Air France - Gouvernement - Médias : flagrant délit de violence de classe

Publié le par André Chassaigne

 L’instrumentalisation médiatique du conflit entre les salariés d’Air France et leur direction aura encore une fois confirmé la violence du traitement de la question sociale dans notre pays. Dès que les salariés se dressent pour défendre leurs emplois et dénoncer les mauvais choix économiques du patronat et de l’Etat, ils se retrouvent stigmatisés en fauteurs de troubles, en êtres dénués de capacité de maîtrise et de compréhension des mécanismes de l’économie. Si j’ai tenu à citer Jean Jaurès, en introduction de mon interpellation du Gouvernement le 13 octobre dernier, suite à l’arrestation de six salariés d’Air France, c’est d’abord pour défaire ce discours dominant qui tente d’évacuer la réalité de la lutte des classes acharnée que mènent le patronat et la finance. 
 

 Dix années de droite au pouvoir et trois années de social-libéralisme ont profondément imprégné la société d’une culture néolibérale décomplexée. Au point que l’exaspération et la colère de milliers de salariés aux vies brisées devraient être perçues comme des manifestations mêlant inconscience et immoralité, quand le choix de détruire des emplois devrait être légitimé comme un acte de vertu économique et politique.
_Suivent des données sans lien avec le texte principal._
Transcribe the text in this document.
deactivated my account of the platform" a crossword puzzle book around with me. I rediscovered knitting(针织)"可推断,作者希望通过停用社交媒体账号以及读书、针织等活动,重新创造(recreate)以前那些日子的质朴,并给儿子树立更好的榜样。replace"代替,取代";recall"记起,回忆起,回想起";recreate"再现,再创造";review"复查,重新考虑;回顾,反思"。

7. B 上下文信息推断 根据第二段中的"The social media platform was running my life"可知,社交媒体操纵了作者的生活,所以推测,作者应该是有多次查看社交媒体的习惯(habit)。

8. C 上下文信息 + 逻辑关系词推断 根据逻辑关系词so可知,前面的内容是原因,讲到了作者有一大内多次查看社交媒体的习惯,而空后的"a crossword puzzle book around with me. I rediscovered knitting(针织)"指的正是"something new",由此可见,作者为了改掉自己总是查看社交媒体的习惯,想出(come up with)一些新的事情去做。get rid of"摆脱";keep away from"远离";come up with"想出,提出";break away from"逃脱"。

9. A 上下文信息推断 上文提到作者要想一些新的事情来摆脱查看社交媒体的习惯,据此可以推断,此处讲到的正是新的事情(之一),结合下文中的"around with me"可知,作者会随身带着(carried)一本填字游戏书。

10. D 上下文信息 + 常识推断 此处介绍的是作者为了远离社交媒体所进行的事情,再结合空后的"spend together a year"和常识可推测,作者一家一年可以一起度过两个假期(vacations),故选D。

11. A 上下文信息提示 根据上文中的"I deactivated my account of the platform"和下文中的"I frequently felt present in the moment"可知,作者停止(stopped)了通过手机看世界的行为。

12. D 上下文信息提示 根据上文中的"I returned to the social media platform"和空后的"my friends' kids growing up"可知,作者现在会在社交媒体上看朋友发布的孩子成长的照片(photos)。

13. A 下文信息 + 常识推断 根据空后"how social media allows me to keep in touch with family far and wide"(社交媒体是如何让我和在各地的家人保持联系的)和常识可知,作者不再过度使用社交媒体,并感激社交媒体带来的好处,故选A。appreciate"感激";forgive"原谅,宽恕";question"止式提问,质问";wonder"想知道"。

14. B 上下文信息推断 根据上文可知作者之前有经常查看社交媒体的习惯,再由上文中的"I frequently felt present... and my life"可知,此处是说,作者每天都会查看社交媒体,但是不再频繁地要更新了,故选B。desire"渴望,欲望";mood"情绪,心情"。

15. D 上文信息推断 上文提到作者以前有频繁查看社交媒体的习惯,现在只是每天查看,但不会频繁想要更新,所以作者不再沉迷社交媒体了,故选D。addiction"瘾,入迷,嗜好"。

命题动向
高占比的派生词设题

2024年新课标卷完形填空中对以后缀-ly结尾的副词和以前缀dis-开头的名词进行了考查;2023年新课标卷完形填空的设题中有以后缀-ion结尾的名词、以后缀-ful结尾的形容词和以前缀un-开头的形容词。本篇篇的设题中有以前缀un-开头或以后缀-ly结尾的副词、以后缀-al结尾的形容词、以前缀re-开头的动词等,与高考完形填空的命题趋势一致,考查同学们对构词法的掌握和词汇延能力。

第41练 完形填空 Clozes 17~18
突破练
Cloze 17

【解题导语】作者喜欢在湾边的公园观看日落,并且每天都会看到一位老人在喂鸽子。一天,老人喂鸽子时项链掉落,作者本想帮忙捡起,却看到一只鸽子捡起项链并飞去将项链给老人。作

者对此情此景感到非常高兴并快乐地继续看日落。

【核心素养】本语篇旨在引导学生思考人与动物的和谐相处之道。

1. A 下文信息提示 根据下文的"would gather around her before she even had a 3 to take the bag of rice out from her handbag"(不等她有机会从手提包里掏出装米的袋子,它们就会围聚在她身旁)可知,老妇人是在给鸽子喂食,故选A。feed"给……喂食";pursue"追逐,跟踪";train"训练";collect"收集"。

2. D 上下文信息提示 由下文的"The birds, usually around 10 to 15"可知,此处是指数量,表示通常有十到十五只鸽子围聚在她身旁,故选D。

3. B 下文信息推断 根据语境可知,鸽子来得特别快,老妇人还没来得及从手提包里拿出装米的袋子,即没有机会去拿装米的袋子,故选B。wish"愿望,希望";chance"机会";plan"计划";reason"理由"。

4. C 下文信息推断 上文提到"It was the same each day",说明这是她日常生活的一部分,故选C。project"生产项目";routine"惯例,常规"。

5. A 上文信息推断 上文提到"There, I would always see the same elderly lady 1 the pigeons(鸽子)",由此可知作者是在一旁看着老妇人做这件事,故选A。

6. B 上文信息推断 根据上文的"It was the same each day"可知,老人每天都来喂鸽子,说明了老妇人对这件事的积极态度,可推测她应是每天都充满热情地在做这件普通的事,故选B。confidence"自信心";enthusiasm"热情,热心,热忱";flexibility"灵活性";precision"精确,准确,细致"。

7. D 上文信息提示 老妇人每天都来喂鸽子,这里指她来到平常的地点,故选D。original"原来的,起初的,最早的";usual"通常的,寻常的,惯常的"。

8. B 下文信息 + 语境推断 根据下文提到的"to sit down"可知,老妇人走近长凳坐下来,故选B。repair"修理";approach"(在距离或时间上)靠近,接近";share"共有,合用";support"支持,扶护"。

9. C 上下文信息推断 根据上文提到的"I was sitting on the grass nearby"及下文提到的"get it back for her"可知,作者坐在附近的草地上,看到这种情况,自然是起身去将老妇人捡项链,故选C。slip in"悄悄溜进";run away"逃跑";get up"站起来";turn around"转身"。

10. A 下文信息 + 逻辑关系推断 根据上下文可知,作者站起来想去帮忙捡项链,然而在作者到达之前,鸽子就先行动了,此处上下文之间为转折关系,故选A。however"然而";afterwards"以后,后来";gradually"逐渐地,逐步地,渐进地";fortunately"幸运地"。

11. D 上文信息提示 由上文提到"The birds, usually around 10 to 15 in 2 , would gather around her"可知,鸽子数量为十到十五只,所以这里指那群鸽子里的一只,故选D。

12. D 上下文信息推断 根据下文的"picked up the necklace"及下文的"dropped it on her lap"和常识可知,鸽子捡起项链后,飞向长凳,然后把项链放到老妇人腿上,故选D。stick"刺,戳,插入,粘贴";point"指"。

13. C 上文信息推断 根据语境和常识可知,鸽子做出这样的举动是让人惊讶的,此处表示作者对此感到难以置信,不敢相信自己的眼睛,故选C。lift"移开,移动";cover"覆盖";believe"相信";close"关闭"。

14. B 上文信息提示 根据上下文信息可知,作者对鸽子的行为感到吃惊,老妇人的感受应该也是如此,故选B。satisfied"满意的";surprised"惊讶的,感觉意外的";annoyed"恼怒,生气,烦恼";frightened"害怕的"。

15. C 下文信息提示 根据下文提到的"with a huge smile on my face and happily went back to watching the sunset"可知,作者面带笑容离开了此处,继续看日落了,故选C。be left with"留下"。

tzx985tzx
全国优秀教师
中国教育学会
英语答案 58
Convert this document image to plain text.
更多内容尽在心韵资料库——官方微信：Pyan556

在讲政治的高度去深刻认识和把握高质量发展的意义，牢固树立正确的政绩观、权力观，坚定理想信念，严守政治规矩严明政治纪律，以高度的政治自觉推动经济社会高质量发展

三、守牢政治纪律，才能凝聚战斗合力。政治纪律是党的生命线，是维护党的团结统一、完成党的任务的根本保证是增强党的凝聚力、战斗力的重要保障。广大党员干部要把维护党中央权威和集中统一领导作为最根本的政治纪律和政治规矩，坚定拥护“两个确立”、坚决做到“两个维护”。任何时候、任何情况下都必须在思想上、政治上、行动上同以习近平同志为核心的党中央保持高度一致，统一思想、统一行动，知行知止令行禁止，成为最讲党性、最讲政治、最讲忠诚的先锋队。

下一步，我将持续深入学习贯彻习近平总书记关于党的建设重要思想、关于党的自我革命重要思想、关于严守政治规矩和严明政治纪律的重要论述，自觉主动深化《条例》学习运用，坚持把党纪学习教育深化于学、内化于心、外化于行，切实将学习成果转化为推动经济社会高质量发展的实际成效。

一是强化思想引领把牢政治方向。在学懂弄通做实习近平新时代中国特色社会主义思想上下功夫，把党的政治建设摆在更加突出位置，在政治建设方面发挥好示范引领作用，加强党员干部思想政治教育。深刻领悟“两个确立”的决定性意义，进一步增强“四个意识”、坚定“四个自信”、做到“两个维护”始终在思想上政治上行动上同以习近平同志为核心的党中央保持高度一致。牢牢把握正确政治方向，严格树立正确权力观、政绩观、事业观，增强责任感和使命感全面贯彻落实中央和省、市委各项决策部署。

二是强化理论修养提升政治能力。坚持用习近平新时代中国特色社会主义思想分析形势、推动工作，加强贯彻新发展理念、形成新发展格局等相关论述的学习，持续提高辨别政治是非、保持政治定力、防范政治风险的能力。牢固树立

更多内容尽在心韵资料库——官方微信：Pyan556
Cette dévalorisation des droits des travailleurs à se défendre face à l’oppression patronale est constitutive d’une immense régression démocratique. Le droit au travail est proclamé à l'article 23 de la Déclaration des Nations unies de 1948 : « Toute personne a droit au travail, au libre choix de son travail, à des conditions équitables et satisfaisantes de travail et à la protection contre le chômage ». De même, la Constitution française n’affirme-t-elle pas, à travers le préambule de la Constitution de 1946, que « chacun a le devoir de travailler et le droit d’obtenir un emploi » ?
 

 Cette « affaire de la chemise arrachée » n’est pas seulement un bon coup médiatique. Il s’agit d’une stratégie politique de fond pour étouffer toute dynamique du mouvement social. Cet engagement de la social-démocratie aux côtés du MEDEF et de la finance internationale s’est concrétisé dès 2012 : souvenons-nous avec quelle détermination le pouvoir en place a repoussé la proposition de loi des députés du Front de gauche en faveur de l’amnistie des syndicalistes. Cet acte politique, à côté de l’adoption du pacte budgétaire européen, a constitué un marqueur déterminant de ce qu’allait être le quinquennat de François Hollande. 
 

 Dans un tel contexte, n’est-il pas aujourd’hui d’utilité publique de dresser l’inventaire de toutes les violences subies par les dominés, et plus particulièrement par une classe ouvrière que le pouvoir entend ranger en simple variable d’ajustement de l’économie libérale ? Réaffirmons donc avec force notre rejet de toutes les violences patronales et économiques à l’égard de ceux qui produisent toutes les richesses. Dénonçons sans ménagement la violence du capital, cette « violence des riches », qui commence par celle des milliardaires exilant les fruits du travail de millions de femmes et d’hommes sans jamais être considérés comme des « voyous ». Déconstruisons sans relâche cette terrible « violence de la pensée », distillée au quotidien par le discours médiatique et la classe dominante, selon laquelle les dominés ont tort de défendre leurs propres intérêts. Décolonisons les esprits de cette violence permanente des fondamentalistes du marché, déconnectée des réalités sociales et de la qualité de vie des populations, pour lesquels l’humain n’est qu’une machine à générer des profits. Car la bataille est intensément culturelle.

 

Tribune publiée dans le journal L'Humanité sur le thème "Air France, les salariés sont-ils en légitime défense pour leur emploi ?"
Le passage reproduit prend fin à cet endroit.